Femelle epeire © Photo Philippe Mespoulhé
La femelle pond en avril-mai une centaine d'oeufs rosés enveloppés dans un cocon de soie jaune. Plusieurs pontes ont lieu au cours d'une même saison. A la naissance, les jeunes araignées ressemblent aux adultes et grandissent par mues successives comme le font tous les arthropodes.

Cocon d'epeire © Photo Philippe Mespoulhé
Rapidement, elles sécrètent un long fil de soie qui permettra au vent de les disséminer et ainsi de permettre à l'espèce de coloniser de nouveaux milieux.

Libération des bébés - © Photo Philippe Mespoulhé
NB : Au pourtour de la toile, se trouvent d'autres araignées de quelques millimètres de longueur qui vivent au “crochets” de notre araignée des jardins, se contentant des reliquats de repas.
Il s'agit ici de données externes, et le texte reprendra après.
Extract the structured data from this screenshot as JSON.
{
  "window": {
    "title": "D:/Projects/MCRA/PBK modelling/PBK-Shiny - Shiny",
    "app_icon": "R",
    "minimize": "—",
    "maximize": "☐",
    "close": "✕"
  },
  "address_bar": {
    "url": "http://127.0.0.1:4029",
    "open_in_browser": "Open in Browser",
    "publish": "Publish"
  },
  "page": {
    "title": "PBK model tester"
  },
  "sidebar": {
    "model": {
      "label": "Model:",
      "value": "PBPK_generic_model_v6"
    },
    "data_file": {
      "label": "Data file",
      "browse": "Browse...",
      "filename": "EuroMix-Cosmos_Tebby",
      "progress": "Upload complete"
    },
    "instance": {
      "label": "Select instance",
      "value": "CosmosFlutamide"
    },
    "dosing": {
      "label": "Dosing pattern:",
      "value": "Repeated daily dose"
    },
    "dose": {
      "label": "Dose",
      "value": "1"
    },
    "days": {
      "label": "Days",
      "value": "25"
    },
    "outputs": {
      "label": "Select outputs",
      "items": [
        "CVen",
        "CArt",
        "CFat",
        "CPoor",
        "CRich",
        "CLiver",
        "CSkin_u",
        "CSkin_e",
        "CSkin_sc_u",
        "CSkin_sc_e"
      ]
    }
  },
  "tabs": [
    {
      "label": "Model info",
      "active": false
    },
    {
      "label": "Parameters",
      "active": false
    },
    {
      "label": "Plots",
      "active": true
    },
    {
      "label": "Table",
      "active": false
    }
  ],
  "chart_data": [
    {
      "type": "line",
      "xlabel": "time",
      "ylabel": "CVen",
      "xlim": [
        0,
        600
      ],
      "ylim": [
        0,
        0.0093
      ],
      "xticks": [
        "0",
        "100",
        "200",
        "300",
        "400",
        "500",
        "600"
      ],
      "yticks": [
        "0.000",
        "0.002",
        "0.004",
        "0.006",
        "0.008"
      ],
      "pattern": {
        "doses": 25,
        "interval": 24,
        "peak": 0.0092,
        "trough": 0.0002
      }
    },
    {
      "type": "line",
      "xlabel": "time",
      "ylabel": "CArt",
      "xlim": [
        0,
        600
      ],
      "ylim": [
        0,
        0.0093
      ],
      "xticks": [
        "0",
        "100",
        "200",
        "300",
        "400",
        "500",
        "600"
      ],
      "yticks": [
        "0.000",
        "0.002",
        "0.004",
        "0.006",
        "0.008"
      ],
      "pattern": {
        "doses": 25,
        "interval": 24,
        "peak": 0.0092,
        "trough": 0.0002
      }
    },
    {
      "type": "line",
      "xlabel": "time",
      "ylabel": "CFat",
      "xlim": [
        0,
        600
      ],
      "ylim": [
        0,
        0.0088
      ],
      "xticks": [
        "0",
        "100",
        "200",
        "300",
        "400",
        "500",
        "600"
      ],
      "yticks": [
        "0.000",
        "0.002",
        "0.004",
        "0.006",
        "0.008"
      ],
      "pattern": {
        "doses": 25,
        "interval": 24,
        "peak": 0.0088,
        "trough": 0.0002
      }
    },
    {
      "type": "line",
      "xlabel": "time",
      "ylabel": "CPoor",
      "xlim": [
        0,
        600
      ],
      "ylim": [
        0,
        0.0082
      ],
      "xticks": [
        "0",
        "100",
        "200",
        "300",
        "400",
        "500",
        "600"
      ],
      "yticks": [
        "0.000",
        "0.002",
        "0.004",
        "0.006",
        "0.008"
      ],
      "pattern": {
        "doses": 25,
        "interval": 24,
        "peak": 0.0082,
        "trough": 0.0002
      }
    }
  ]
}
Curieusement, ces opportunistes ne sont pas mangées par leur hôte.

La liberté ! - © Photo Philippe Mespoulhé
En guise de conclusion
Victimes de phobie ancestrale, les araignées sont souvent tuées sans considération alors qu'elles sont de redoutables prédateurs d'insectes, souvent nuisibles pour l'Homme.
Issues d'une longue et ancienne lignée évolutive, les araignées font partie intégrante des relations biologiques à la base de l'équilibre de nos écosystèmes.